Asia Commercial Bank
Corporate and social responsibility isn’t much of a thing among Vietnam banks, at least not how it is conventionally understood or undertaken in other markets.
That’s partly because what others might recognize as CSR practices are supposed to be ideologically inbuilt into Vietnam’s still-socialist system – that business exists to put people over profits.
But as socialist strictures continue to loosen in Vietnam in favour of the market, local banks are being compelled by customers and the state to up their ante on CSR.
Vietnam’s Asia Commercial Bank (ACB) has another reason to step up; its near-death experience in 2012. That’s when its reputation took a battering, because the bank’s founder, tycoon Nguyen Duc Kien, was arrested and jailed for fraud, panicking depositors.

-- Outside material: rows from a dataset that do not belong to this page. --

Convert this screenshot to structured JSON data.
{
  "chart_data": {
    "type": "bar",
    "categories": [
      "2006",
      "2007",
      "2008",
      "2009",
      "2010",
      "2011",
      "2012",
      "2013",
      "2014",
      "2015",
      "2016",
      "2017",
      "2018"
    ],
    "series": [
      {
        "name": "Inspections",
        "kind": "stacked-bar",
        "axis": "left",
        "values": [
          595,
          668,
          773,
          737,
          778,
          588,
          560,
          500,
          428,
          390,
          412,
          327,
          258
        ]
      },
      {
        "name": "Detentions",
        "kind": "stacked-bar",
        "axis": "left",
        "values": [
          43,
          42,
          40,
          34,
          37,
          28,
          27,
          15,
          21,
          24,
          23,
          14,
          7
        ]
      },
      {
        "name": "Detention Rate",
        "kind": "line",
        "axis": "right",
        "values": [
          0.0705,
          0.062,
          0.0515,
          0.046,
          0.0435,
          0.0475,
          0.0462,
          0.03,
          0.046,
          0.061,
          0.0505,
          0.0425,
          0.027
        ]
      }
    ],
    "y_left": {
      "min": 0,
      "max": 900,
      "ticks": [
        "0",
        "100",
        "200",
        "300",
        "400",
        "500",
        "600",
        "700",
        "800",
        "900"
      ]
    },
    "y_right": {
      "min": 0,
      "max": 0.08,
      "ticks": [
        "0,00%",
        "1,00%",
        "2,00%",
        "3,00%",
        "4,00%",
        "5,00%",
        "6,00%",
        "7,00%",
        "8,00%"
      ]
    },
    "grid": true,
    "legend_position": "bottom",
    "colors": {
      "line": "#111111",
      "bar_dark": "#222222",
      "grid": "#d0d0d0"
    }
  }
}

Calm was restored by the central bank and ACB was overhauled to regain investor confidence. Philanthropy was crucial to the remake and today ACB’s “I love the journey of my life” charity programme is key to that image rebuild.

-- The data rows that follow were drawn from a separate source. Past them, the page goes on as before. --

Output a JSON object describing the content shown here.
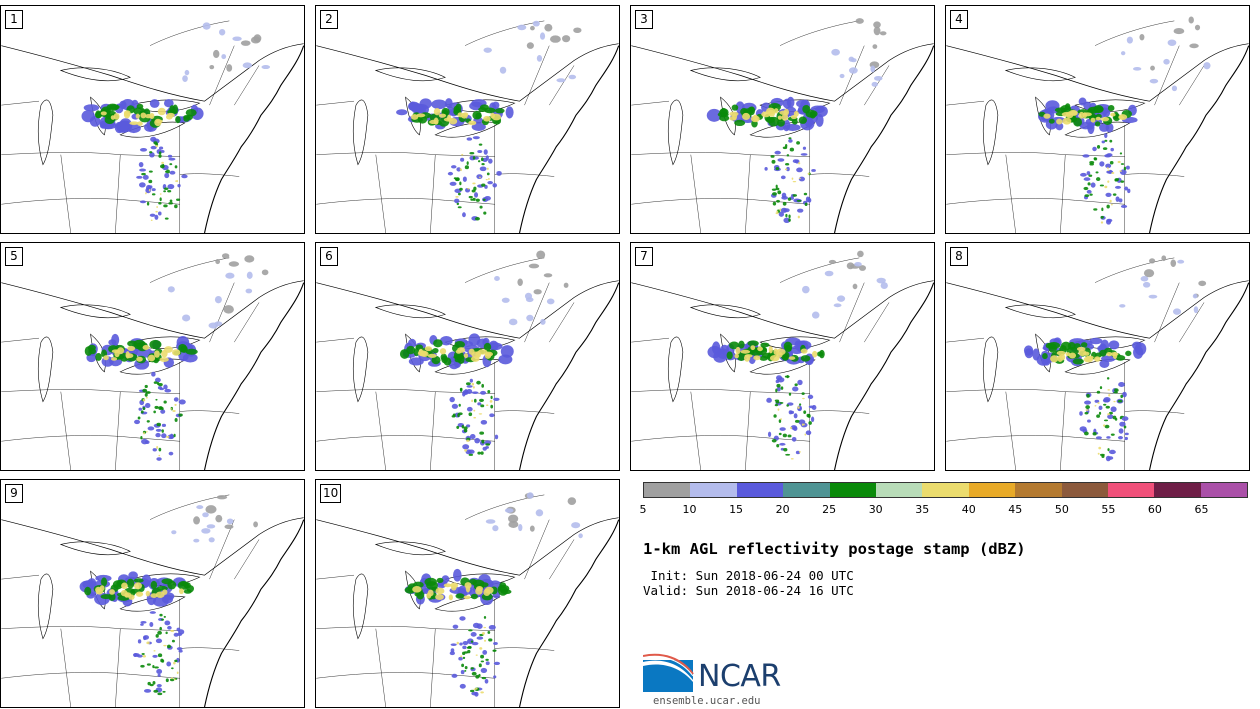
{
  "panels": [
    {
      "number": "1"
    },
    {
      "number": "2"
    },
    {
      "number": "3"
    },
    {
      "number": "4"
    },
    {
      "number": "5"
    },
    {
      "number": "6"
    },
    {
      "number": "7"
    },
    {
      "number": "8"
    },
    {
      "number": "9"
    },
    {
      "number": "10"
    }
  ],
  "colorbar": {
    "colors": [
      "#a0a0a0",
      "#b4bcec",
      "#5a5adc",
      "#4f9494",
      "#0a8a0a",
      "#b8dcb8",
      "#ebdc6e",
      "#e8aa28",
      "#b47a30",
      "#8c5a3c",
      "#f0507a",
      "#6e1e46",
      "#aa50a8"
    ],
    "tick_labels": [
      "5",
      "10",
      "15",
      "20",
      "25",
      "30",
      "35",
      "40",
      "45",
      "50",
      "55",
      "60",
      "65"
    ]
  },
  "title": "1-km AGL reflectivity postage stamp (dBZ)",
  "init_line": " Init: Sun 2018-06-24 00 UTC",
  "valid_line": "Valid: Sun 2018-06-24 16 UTC",
  "logo": {
    "name": "NCAR",
    "url": "ensemble.ucar.edu"
  }
}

In 2018, ACB allocated over D9 billion ($388,000) to handing out scholarships to thousands of disadvantaged Vietnamese children around the country, up to university age. ACB has also financed new schools across Vietnam.
The Go Paperless project was also implemented in 2018, designed to limit ACB’s impact on the environment. That extends to increasing digitalization, which ACB says is helping its bottom line. ACB also backs the charity Fauna and Flora International, which is dedicated to protecting Vietnam’s rare primate species.